Waters Wrap: The looming data storage wars (And Bloomberg killers)

Anthony first looks at the data storage space, explaining that fees are likely to increase for buy- and sell-side firms in the near-term. He also wonders if there’s a market in the terminal/workstation space for innovative startups to gain traction. As always, feedback is welcome.

Before I provide opinion, a story about my family. My grandfather on my father’s side was living with his big sister, mother, and father in Constantinople (which, as the song kinda goes, is now known as Istanbul, Turkey). The year was 1915, and he was nine years old. As the Ottoman Empire began to fall apart, the targeted killings of Armenians by the Ottoman Turks kicked into full force. My great grandparents took my grandfather to the port (located on a hill) to get him and my aunt onto a Greek ocean liner, which was only accepting children.

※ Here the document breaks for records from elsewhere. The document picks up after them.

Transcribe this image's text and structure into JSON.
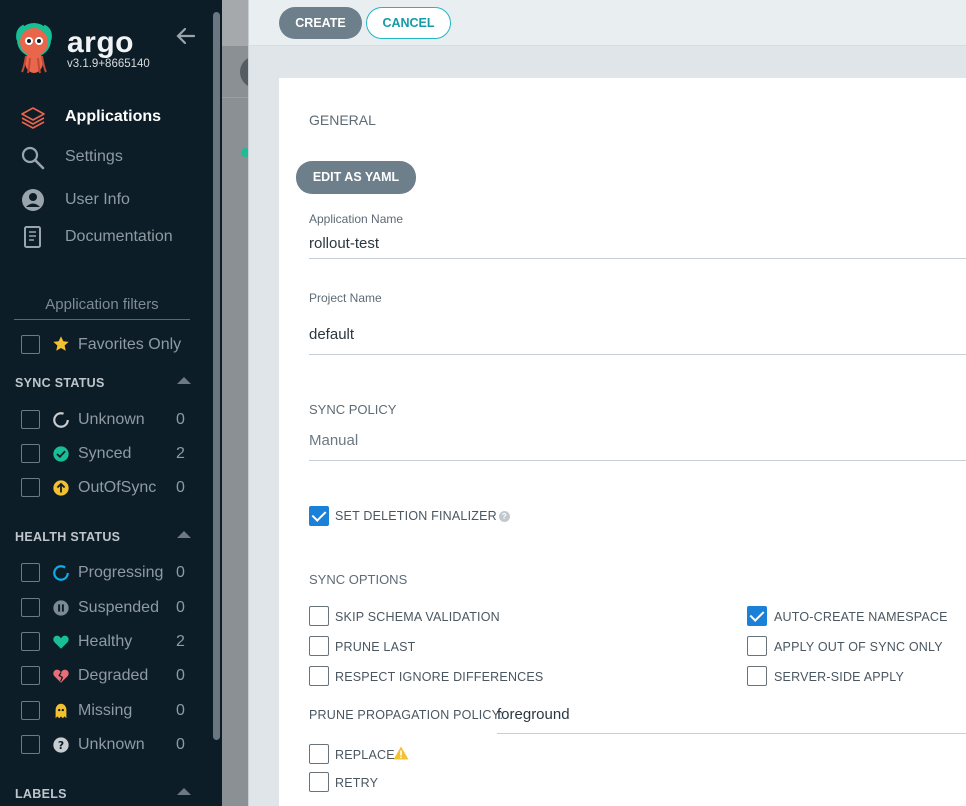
{
  "brand": {
    "name": "argo",
    "version": "v3.1.9+8665140"
  },
  "nav": [
    {
      "label": "Applications",
      "icon": "layers-icon",
      "active": true
    },
    {
      "label": "Settings",
      "icon": "search-icon"
    },
    {
      "label": "User Info",
      "icon": "user-icon"
    },
    {
      "label": "Documentation",
      "icon": "book-icon"
    }
  ],
  "filters": {
    "title": "Application filters",
    "favorites_label": "Favorites Only",
    "sync_status": {
      "title": "SYNC STATUS",
      "items": [
        {
          "label": "Unknown",
          "count": "0",
          "icon": "unknown-circle-icon"
        },
        {
          "label": "Synced",
          "count": "2",
          "icon": "check-circle-icon"
        },
        {
          "label": "OutOfSync",
          "count": "0",
          "icon": "arrow-up-circle-icon"
        }
      ]
    },
    "health_status": {
      "title": "HEALTH STATUS",
      "items": [
        {
          "label": "Progressing",
          "count": "0",
          "icon": "progress-circle-icon"
        },
        {
          "label": "Suspended",
          "count": "0",
          "icon": "pause-circle-icon"
        },
        {
          "label": "Healthy",
          "count": "2",
          "icon": "heart-icon"
        },
        {
          "label": "Degraded",
          "count": "0",
          "icon": "broken-heart-icon"
        },
        {
          "label": "Missing",
          "count": "0",
          "icon": "ghost-icon"
        },
        {
          "label": "Unknown",
          "count": "0",
          "icon": "question-circle-icon"
        }
      ]
    },
    "labels_title": "LABELS"
  },
  "toolbar": {
    "create_label": "CREATE",
    "cancel_label": "CANCEL"
  },
  "form": {
    "general_title": "GENERAL",
    "edit_yaml_label": "EDIT AS YAML",
    "app_name_caption": "Application Name",
    "app_name_value": "rollout-test",
    "project_caption": "Project Name",
    "project_value": "default",
    "sync_policy_title": "SYNC POLICY",
    "sync_policy_value": "Manual",
    "deletion_finalizer_label": "SET DELETION FINALIZER",
    "deletion_finalizer_checked": true,
    "sync_options_title": "SYNC OPTIONS",
    "sync_options": {
      "skip_schema": {
        "label": "SKIP SCHEMA VALIDATION",
        "checked": false
      },
      "prune_last": {
        "label": "PRUNE LAST",
        "checked": false
      },
      "respect_ignore": {
        "label": "RESPECT IGNORE DIFFERENCES",
        "checked": false
      },
      "auto_create_ns": {
        "label": "AUTO-CREATE NAMESPACE",
        "checked": true
      },
      "apply_out_of_sync": {
        "label": "APPLY OUT OF SYNC ONLY",
        "checked": false
      },
      "server_side": {
        "label": "SERVER-SIDE APPLY",
        "checked": false
      }
    },
    "prune_policy_caption": "PRUNE PROPAGATION POLICY:",
    "prune_policy_value": "foreground",
    "replace_label": "REPLACE",
    "retry_label": "RETRY"
  },
  "colors": {
    "sidebar_bg": "#0d1d28",
    "primary_button": "#6d7f8b",
    "cancel_accent": "#23b7c4",
    "checkbox_checked": "#1a80d8",
    "synced_green": "#18be94",
    "outofsync_yellow": "#f4c030",
    "healthy_green": "#18be94",
    "degraded_red": "#e96d76",
    "progressing_blue": "#0dadea",
    "star_yellow": "#f4c030"
  }
}
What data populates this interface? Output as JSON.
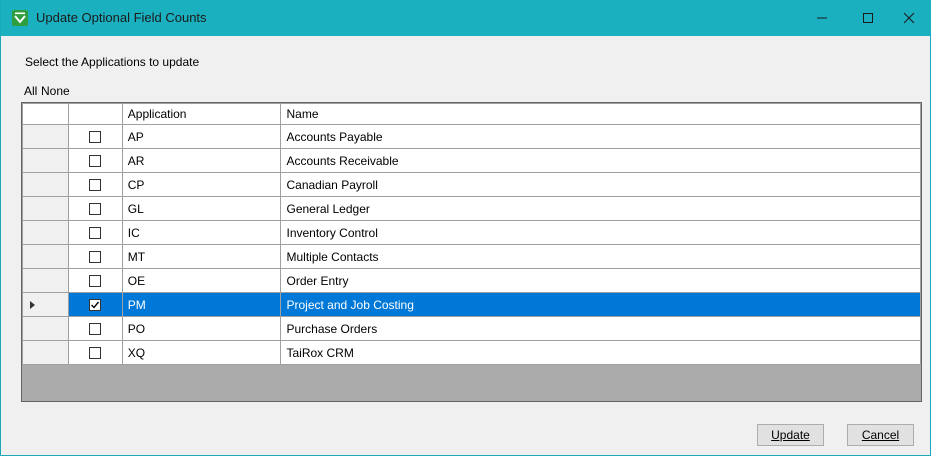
{
  "window": {
    "title": "Update Optional Field Counts",
    "colors": {
      "titlebar": "#1ab0c0",
      "selection": "#0078d7"
    }
  },
  "prompt": "Select the Applications to update",
  "selection_links": {
    "all": "All",
    "none": "None"
  },
  "grid": {
    "columns": [
      "Application",
      "Name"
    ],
    "rows": [
      {
        "app": "AP",
        "name": "Accounts Payable",
        "checked": false
      },
      {
        "app": "AR",
        "name": "Accounts Receivable",
        "checked": false
      },
      {
        "app": "CP",
        "name": "Canadian Payroll",
        "checked": false
      },
      {
        "app": "GL",
        "name": "General Ledger",
        "checked": false
      },
      {
        "app": "IC",
        "name": "Inventory Control",
        "checked": false
      },
      {
        "app": "MT",
        "name": "Multiple Contacts",
        "checked": false
      },
      {
        "app": "OE",
        "name": "Order Entry",
        "checked": false
      },
      {
        "app": "PM",
        "name": "Project and Job Costing",
        "checked": true,
        "selected": true
      },
      {
        "app": "PO",
        "name": "Purchase Orders",
        "checked": false
      },
      {
        "app": "XQ",
        "name": "TaiRox CRM",
        "checked": false
      }
    ]
  },
  "buttons": {
    "update": "Update",
    "cancel": "Cancel"
  }
}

My great grandparents were left on the hill to die.

It’s taken 106 years, but on Saturday, April 24—which is what’s known as Armenian Genocide Remembrance Day—Joe Biden became the first US president to formally recognize the killing of 1.5 million Armenians as the Ottoman Empire crumbled as a genocide.

Those outside of the Armenian diaspora might not understand the significance of this official statement, but it’s not a political thing; it’s simply about acknowledging facts and history. While it’s just words on paper, I found it to be embarrassing that we as a nation cared more about geopolitical strategy over speaking truth and simply acknowledging a genocide that happened over a century ago.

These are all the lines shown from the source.